My code is as follows:

StandardDeviation.java:

package net.coderodde.util;
import java.util.Arrays;
import java.util.Collection;
import java.util.Objects;
import java.util.function.Consumer;
public final class StandardDeviation {
 public static double computeStandardDeviation(final Number... array) {
 Objects.requireNonNull(array, "The input number array is null.");
 if (array.length == 0) {
 return Double.NaN;
 }
 MyConsumer myConsumer = new MyConsumer();
 Arrays.stream(array)
 .map(Number::doubleValue)
 .forEach(myConsumer);
 int n = array.length;
 double sum = myConsumer.getSum();
 double sumOfSquares = myConsumer.getSumOfSquares();
 double intermediate = sumOfSquares - sum * sum / n;
 return Math.sqrt(intermediate / (n - 1));
 }
 public static double
 computeStandardDeviation(final Collection<Number> collection) {
 Objects.requireNonNull(collection,
 "The input number collection is null");
 return computeStandardDeviation(
 collection.toArray(new Number[collection.size()]));
 }
 private StandardDeviation() {}
 private static final class MyConsumer implements Consumer<Double> {
 private double sum;
 private double sumOfSquares;
 @Override
 public void accept(Double t) {
 sum += t;
 sumOfSquares += t * t;
 }
 double getSum() {
 return sum;
 }
 double getSumOfSquares() {
 return sumOfSquares;
 }
 }
 public static void main(String[] args) {
 // Mix 'em all!
 double sd = computeStandardDeviation(Arrays.asList((byte) 1,
 (short) 2,
 3,
 4L,
 5.0f,
 6.0));
 System.out.println(sd);
 }
}

Any critique much appreciated.

Question 2

Boxing

Your current class MyConsumer implements Consumer<Double>. This means that every time an element is accepted, it will unboxed into a double.

@Override
public void accept(Double t) {
 sum += t; // <-- unboxed into double
 sumOfSquares += t * t; // <-- here also
}

On large datasets, this can have a huge performance impact. Instead, it would be preferable to implement the primitive DoubleConsumer interface, and thus change your accept method into

@Override
public void accept(double t) {
 // ...
}

This way, there won't be any overhead involving autoboxing.

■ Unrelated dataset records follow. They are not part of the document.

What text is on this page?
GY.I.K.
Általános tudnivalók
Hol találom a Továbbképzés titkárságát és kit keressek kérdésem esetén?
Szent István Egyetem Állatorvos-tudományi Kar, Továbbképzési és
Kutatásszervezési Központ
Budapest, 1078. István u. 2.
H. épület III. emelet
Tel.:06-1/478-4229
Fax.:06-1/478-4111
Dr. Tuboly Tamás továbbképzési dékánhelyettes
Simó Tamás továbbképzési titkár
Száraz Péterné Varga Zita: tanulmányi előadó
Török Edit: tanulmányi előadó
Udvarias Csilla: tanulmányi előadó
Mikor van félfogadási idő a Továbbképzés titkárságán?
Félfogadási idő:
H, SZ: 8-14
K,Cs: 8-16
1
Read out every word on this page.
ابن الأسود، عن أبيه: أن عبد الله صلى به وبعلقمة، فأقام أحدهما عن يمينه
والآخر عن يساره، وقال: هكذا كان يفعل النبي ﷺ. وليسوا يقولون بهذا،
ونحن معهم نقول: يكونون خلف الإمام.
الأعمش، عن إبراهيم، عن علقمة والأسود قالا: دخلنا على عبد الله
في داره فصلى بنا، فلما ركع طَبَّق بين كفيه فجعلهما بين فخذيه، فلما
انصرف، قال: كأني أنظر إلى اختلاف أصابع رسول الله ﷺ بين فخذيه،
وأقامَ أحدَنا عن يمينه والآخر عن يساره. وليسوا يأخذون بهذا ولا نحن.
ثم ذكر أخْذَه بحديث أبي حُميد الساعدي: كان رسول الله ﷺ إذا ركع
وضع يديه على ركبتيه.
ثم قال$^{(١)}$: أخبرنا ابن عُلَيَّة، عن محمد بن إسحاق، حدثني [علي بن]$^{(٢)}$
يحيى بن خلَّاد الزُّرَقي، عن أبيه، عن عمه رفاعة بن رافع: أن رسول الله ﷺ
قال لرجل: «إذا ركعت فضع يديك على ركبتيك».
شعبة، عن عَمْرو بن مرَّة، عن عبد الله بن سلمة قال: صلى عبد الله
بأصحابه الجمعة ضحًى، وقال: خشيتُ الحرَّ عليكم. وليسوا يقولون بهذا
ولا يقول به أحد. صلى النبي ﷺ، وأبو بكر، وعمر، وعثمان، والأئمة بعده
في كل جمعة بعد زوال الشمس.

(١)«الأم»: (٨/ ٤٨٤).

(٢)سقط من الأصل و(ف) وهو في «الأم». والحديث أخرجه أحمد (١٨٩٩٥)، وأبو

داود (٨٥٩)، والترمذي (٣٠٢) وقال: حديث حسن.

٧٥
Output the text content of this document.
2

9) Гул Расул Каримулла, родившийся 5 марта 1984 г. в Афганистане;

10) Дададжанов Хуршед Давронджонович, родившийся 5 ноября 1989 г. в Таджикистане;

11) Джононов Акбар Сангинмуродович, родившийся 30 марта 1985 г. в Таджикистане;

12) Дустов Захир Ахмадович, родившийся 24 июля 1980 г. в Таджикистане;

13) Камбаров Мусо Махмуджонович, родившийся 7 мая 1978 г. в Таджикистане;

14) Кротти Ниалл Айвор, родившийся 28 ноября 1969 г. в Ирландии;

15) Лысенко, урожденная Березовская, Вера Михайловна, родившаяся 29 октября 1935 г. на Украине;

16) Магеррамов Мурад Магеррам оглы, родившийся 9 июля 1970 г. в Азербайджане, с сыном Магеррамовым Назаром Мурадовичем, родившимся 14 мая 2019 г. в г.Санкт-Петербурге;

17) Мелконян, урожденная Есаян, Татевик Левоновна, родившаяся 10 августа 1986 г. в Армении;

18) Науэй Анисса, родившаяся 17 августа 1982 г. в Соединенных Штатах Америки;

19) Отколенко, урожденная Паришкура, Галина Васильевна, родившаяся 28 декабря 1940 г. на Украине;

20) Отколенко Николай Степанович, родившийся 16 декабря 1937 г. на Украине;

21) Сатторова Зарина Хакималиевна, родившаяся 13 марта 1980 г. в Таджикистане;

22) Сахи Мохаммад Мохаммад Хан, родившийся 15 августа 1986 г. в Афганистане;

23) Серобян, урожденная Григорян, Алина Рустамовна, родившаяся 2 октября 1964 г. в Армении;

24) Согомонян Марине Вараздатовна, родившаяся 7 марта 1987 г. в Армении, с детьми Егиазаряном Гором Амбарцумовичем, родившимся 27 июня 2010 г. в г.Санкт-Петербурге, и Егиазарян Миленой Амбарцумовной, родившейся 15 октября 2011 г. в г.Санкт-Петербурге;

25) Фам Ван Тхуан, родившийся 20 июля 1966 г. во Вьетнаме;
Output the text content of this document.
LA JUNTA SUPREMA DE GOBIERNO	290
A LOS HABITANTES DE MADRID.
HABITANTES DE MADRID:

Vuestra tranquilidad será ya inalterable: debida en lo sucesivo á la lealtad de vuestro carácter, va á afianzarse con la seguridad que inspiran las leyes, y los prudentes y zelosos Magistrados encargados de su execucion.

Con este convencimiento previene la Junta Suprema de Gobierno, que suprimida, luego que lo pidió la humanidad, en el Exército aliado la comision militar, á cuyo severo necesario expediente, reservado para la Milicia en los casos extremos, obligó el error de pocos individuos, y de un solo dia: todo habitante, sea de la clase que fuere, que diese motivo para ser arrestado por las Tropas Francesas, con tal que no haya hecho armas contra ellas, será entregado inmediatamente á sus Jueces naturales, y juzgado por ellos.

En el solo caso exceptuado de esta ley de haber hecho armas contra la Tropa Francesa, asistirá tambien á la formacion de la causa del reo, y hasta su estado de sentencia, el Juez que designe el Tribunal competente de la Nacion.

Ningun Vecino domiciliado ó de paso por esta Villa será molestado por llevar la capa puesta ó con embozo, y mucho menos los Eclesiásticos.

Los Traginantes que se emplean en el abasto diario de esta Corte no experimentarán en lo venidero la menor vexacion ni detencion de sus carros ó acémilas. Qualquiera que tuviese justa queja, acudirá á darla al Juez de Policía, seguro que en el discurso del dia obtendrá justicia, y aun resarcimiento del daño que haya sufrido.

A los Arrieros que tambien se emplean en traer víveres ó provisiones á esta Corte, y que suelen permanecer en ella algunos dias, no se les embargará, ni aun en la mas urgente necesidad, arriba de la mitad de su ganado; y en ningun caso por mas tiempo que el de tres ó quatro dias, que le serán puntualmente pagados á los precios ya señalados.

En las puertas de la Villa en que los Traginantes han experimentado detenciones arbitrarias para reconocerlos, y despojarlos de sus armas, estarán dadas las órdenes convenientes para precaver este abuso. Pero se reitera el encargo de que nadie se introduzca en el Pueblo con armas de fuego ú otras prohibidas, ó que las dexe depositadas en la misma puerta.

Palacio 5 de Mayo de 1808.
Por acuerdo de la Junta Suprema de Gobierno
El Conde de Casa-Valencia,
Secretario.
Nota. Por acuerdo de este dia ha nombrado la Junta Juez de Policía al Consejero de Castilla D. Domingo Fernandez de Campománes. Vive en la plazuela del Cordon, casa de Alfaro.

This will also involve a change inside your main method. You will need to use mapToDouble instead of map.

Arrays.stream(array)
 .mapToDouble(Number::doubleValue)

This is also a good change to do: currently, each Number would be converted to a double, only to be boxed into a Double by map, then unboxed multiple times inside the consumer.

`collect` instead of `forEach`

You aren't using properly the Stream API in your main pipeline:

MyConsumer myConsumer = new MyConsumer();
Arrays.stream(array)
 .map(Number::doubleValue)
 .forEach(myConsumer);

The problem with this code is that it mixed both the functional approach of the Stream API with the traditional iterative forEach. This can generally break in multiple ways when you're using a parallel pipeline.

The Stream API was designed so that parallel capabilities can be introduced effectively. The case of forEach is even mentioned in the documentation:

A small number of stream operations, such as forEach() and peek(), can operate only via side-effects; these should be used with care.
[...]
the forEach() can simply be replaced with a reduction operation that is safer, more efficient, and more amenable to parallelization.

This is what collect (and the more general reduce) is for.

So let's make that parallel-friendly and take a look at collect(supplier, accumulator, combiner) method.

The supplier is a function returning the new result container.
The accumulator is a function that takes the current result container and the current Stream element and incorporates it into the container.
The combiner is a function that takes two result containers and merges them into one. This argument is only used in case of a parallel pipeline.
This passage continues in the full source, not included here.